Abstract

The purpose of this study is to investigate optimal respiratory gating schemes using different numbers of gates and placements within the respiratory cycle for reduction of respiratory motion (RM) artifacts in myocardial SPECT. The 4D NCAT phantom with its realistic respiratory model was used to generate 96 3D phantoms equally spaced over a complete respiratory cycle modeling the activity distribution from a typical Tc-99m Sestamibi study with the maximum movement of the diaphragm set at 2 cm. The 96 time frames were grouped to simulate various gating schemes (1, 3, 6, and 8 equally spaced gates) and different placements of the gates within a respiratory cycle. Projection data, including effects of attenuation, collimator-detector response and scatter, from each respiratory gate and each gating scheme were generated and reconstructed using the OS-EM algorithm with correction for attenuation. Attenuation correction was done with average attenuation maps for each gate and over the entire respiratory cycle.

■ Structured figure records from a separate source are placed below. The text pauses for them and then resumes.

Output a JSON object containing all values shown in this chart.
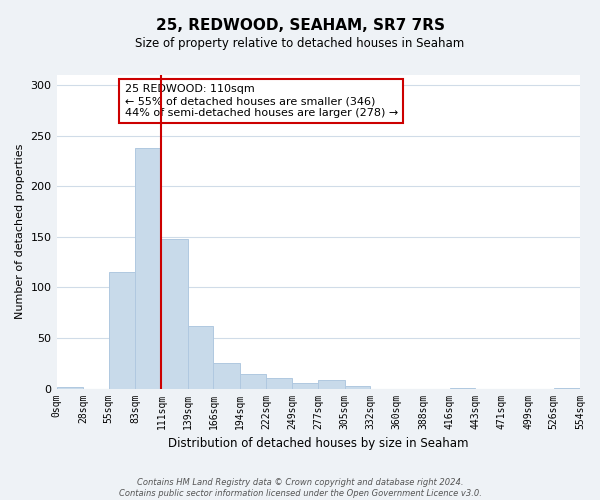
{
  "title": "25, REDWOOD, SEAHAM, SR7 7RS",
  "subtitle": "Size of property relative to detached houses in Seaham",
  "xlabel": "Distribution of detached houses by size in Seaham",
  "ylabel": "Number of detached properties",
  "bar_color": "#c8daea",
  "bar_edge_color": "#b0c8e0",
  "bin_edges": [
    0,
    28,
    55,
    83,
    111,
    139,
    166,
    194,
    222,
    249,
    277,
    305,
    332,
    360,
    388,
    416,
    443,
    471,
    499,
    526,
    554
  ],
  "bar_heights": [
    2,
    0,
    115,
    238,
    148,
    62,
    25,
    14,
    10,
    5,
    8,
    3,
    0,
    0,
    0,
    1,
    0,
    0,
    0,
    1
  ],
  "tick_labels": [
    "0sqm",
    "28sqm",
    "55sqm",
    "83sqm",
    "111sqm",
    "139sqm",
    "166sqm",
    "194sqm",
    "222sqm",
    "249sqm",
    "277sqm",
    "305sqm",
    "332sqm",
    "360sqm",
    "388sqm",
    "416sqm",
    "443sqm",
    "471sqm",
    "499sqm",
    "526sqm",
    "554sqm"
  ],
  "vline_x": 111,
  "vline_color": "#cc0000",
  "annotation_text_line1": "25 REDWOOD: 110sqm",
  "annotation_text_line2": "← 55% of detached houses are smaller (346)",
  "annotation_text_line3": "44% of semi-detached houses are larger (278) →",
  "ylim": [
    0,
    310
  ],
  "yticks": [
    0,
    50,
    100,
    150,
    200,
    250,
    300
  ],
  "footer_text": "Contains HM Land Registry data © Crown copyright and database right 2024.\nContains public sector information licensed under the Open Government Licence v3.0.",
  "background_color": "#eef2f6",
  "plot_background_color": "#ffffff",
  "grid_color": "#d0dce8"
}
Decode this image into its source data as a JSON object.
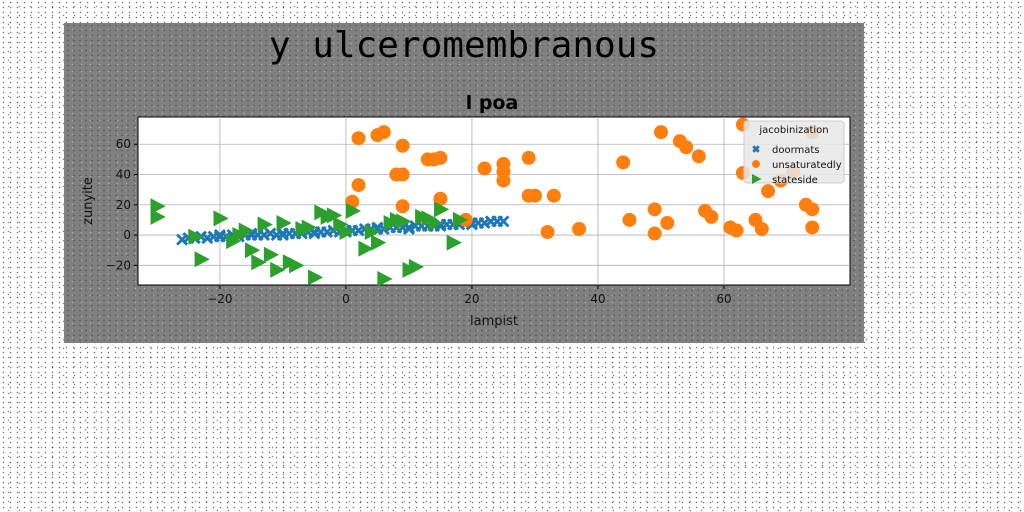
{
  "figure": {
    "suptitle": "y ulceromembranous"
  },
  "chart_data": {
    "type": "scatter",
    "title": "l poa",
    "xlabel": "lampist",
    "ylabel": "zunyite",
    "xlim": [
      -33,
      80
    ],
    "ylim": [
      -33,
      78
    ],
    "xticks": [
      -20,
      0,
      20,
      40,
      60
    ],
    "yticks": [
      -20,
      0,
      20,
      40,
      60
    ],
    "grid": true,
    "legend": {
      "title": "jacobinization",
      "placement": "upper right"
    },
    "series": [
      {
        "name": "doormats",
        "marker": "x",
        "color": "#1f77b4",
        "points": [
          [
            -26,
            -3
          ],
          [
            -25,
            -2
          ],
          [
            -24,
            -2
          ],
          [
            -23,
            -1
          ],
          [
            -22,
            -2
          ],
          [
            -21,
            -1
          ],
          [
            -20,
            -1
          ],
          [
            -19,
            -1
          ],
          [
            -18,
            0
          ],
          [
            -17,
            -1
          ],
          [
            -16,
            0
          ],
          [
            -15,
            0
          ],
          [
            -14,
            0
          ],
          [
            -13,
            0
          ],
          [
            -12,
            1
          ],
          [
            -11,
            0
          ],
          [
            -10,
            1
          ],
          [
            -9,
            1
          ],
          [
            -8,
            1
          ],
          [
            -7,
            1
          ],
          [
            -6,
            2
          ],
          [
            -5,
            2
          ],
          [
            -4,
            2
          ],
          [
            -3,
            2
          ],
          [
            -2,
            3
          ],
          [
            -1,
            2
          ],
          [
            0,
            3
          ],
          [
            1,
            3
          ],
          [
            2,
            3
          ],
          [
            3,
            4
          ],
          [
            4,
            4
          ],
          [
            5,
            4
          ],
          [
            6,
            4
          ],
          [
            7,
            5
          ],
          [
            8,
            5
          ],
          [
            9,
            5
          ],
          [
            10,
            5
          ],
          [
            11,
            6
          ],
          [
            12,
            6
          ],
          [
            13,
            6
          ],
          [
            14,
            6
          ],
          [
            15,
            7
          ],
          [
            16,
            7
          ],
          [
            17,
            7
          ],
          [
            18,
            7
          ],
          [
            19,
            8
          ],
          [
            20,
            8
          ],
          [
            21,
            8
          ],
          [
            22,
            8
          ],
          [
            23,
            9
          ],
          [
            24,
            9
          ],
          [
            25,
            9
          ],
          [
            -24,
            -2
          ],
          [
            -20,
            0
          ],
          [
            -15,
            1
          ],
          [
            -10,
            0
          ],
          [
            -5,
            1
          ],
          [
            0,
            2
          ],
          [
            5,
            5
          ],
          [
            10,
            4
          ],
          [
            15,
            6
          ],
          [
            20,
            7
          ]
        ]
      },
      {
        "name": "unsaturatedly",
        "marker": "o",
        "color": "#ff7f0e",
        "points": [
          [
            2,
            64
          ],
          [
            5,
            66
          ],
          [
            6,
            68
          ],
          [
            9,
            59
          ],
          [
            8,
            40
          ],
          [
            9,
            40
          ],
          [
            2,
            33
          ],
          [
            1,
            22
          ],
          [
            9,
            19
          ],
          [
            14,
            50
          ],
          [
            15,
            51
          ],
          [
            13,
            50
          ],
          [
            15,
            24
          ],
          [
            19,
            10
          ],
          [
            22,
            44
          ],
          [
            25,
            47
          ],
          [
            25,
            42
          ],
          [
            25,
            36
          ],
          [
            29,
            51
          ],
          [
            29,
            26
          ],
          [
            30,
            26
          ],
          [
            33,
            26
          ],
          [
            32,
            2
          ],
          [
            37,
            4
          ],
          [
            45,
            10
          ],
          [
            44,
            48
          ],
          [
            49,
            1
          ],
          [
            49,
            17
          ],
          [
            50,
            68
          ],
          [
            51,
            8
          ],
          [
            53,
            62
          ],
          [
            54,
            58
          ],
          [
            56,
            52
          ],
          [
            57,
            16
          ],
          [
            58,
            12
          ],
          [
            61,
            5
          ],
          [
            62,
            3
          ],
          [
            63,
            41
          ],
          [
            63,
            73
          ],
          [
            65,
            10
          ],
          [
            66,
            4
          ],
          [
            67,
            29
          ],
          [
            69,
            36
          ],
          [
            73,
            20
          ],
          [
            74,
            17
          ],
          [
            74,
            5
          ],
          [
            74,
            68
          ],
          [
            71,
            42
          ]
        ]
      },
      {
        "name": "stateside",
        "marker": "triangle-right",
        "color": "#2ca02c",
        "points": [
          [
            -30,
            19
          ],
          [
            -30,
            12
          ],
          [
            -24,
            -1
          ],
          [
            -23,
            -16
          ],
          [
            -20,
            11
          ],
          [
            -18,
            -4
          ],
          [
            -17,
            0
          ],
          [
            -16,
            3
          ],
          [
            -15,
            -10
          ],
          [
            -14,
            -18
          ],
          [
            -13,
            7
          ],
          [
            -12,
            -13
          ],
          [
            -11,
            -23
          ],
          [
            -10,
            8
          ],
          [
            -9,
            -18
          ],
          [
            -8,
            -20
          ],
          [
            -7,
            4
          ],
          [
            -6,
            5
          ],
          [
            -5,
            -28
          ],
          [
            -4,
            15
          ],
          [
            -3,
            12
          ],
          [
            -2,
            13
          ],
          [
            -1,
            7
          ],
          [
            0,
            2
          ],
          [
            1,
            16
          ],
          [
            3,
            -9
          ],
          [
            4,
            2
          ],
          [
            5,
            -5
          ],
          [
            6,
            -29
          ],
          [
            7,
            8
          ],
          [
            8,
            10
          ],
          [
            9,
            9
          ],
          [
            10,
            -23
          ],
          [
            11,
            -21
          ],
          [
            12,
            12
          ],
          [
            13,
            11
          ],
          [
            14,
            8
          ],
          [
            15,
            17
          ],
          [
            17,
            -5
          ],
          [
            18,
            10
          ]
        ]
      }
    ]
  }
}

Bull's-eye polar plots generated from the reconstructed images for each gate were analyzed and compared to assess the effect of RM. RM artifacts were found to be reduced the most when going from the ungated to the gated case. No significant difference was found in attenuation compensated images between the use of gated and average attenuation maps. Our results indicate that the extent of RM artifacts is dependent on the placement of the gates in a gating scheme. Artifacts are less prominent in gates near end-expiration and more prominent near end-inspiration. This dependence on gate placement decreases when going to higher numbers of gates (6 and higher). However, it is possible to devise a non-uniform time interval gating scheme with 3 gates that will produce results similar to those using a higher number of gates. We conclude that respiratory gating is an effective way to reduce RM artifacts. Effective implementation of respiratory gating to further improve quantitative myocardial SPECT requires optimization of the gating scheme based on the amount of respiratory motion of the heart during each gate and the placement of the gates within the respiratory cycle.